The larger sheets of card developed surprisingly evenly, and the mildew spores and pigments came up in rather painterly fashion. The seven I installed in the gallery space were mounted on wooden bases, making them read more as canvases, like all-over abstract expressionist paintings. They were hung around the peripheries of the gallery space, framed strategically among the architectural features and intersecting walls so they asserted a sense of belonging.
They have a grubbiness and a strong gothic presence of decay and earth, which is countered by their (subjective) beauty and the delicate finery of the tiny spore spots.

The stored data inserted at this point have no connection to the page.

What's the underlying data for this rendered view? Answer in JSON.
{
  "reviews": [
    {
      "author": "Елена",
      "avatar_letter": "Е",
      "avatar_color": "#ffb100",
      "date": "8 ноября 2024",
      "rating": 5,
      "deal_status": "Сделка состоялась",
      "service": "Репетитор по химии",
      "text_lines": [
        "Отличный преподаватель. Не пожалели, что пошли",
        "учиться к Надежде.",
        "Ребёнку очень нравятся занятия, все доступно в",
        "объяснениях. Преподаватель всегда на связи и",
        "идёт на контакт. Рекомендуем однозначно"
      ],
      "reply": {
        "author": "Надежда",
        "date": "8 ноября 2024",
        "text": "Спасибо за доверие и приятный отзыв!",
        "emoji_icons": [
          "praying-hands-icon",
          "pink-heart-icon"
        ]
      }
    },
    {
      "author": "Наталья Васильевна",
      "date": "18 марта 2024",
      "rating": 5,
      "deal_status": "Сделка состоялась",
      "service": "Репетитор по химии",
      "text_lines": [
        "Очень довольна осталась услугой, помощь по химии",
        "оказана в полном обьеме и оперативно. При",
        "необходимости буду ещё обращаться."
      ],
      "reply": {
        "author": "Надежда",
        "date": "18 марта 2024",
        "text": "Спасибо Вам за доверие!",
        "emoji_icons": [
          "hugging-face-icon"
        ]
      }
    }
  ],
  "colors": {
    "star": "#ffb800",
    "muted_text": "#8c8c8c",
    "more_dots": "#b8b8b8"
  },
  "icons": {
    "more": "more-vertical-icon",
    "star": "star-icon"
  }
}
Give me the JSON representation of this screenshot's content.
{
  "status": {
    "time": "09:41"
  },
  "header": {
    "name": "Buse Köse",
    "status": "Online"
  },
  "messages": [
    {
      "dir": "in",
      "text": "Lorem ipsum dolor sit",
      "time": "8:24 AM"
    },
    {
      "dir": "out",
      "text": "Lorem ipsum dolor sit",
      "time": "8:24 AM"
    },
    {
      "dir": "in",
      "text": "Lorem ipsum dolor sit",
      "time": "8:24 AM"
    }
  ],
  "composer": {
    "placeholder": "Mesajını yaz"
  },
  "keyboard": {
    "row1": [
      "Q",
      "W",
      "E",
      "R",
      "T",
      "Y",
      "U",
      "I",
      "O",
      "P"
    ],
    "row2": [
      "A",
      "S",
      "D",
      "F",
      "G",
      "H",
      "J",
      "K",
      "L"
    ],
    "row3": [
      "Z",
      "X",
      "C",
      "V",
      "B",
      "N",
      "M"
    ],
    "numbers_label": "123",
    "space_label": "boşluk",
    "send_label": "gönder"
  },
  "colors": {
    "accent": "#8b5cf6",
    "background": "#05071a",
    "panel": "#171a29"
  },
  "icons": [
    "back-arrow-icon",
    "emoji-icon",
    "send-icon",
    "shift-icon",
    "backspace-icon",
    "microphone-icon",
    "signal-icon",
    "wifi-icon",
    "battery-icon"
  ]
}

They would exhibit comfortably alongside the bas-relief rubbing taken from Phra Bodhisattva Cave (which I posted from the National Museum in February); they share a similar worn, mottled aesthetic, while also both being a form of time capsule and a printed impression of the physical landscape.
A parallel can be seen between these works and the effect that living in a new city has on oneself. Initially, arriving in an unexplored city, even though you can adorn a new, clean, freeing garment of anonymity, the city seeps into your being and changes your outlook on the world, and yourself. After three months these works now wear the grime and heat and fumes of Bangkok, while I carry with me lessons and experiences, as well as memories, connections and love for new friends.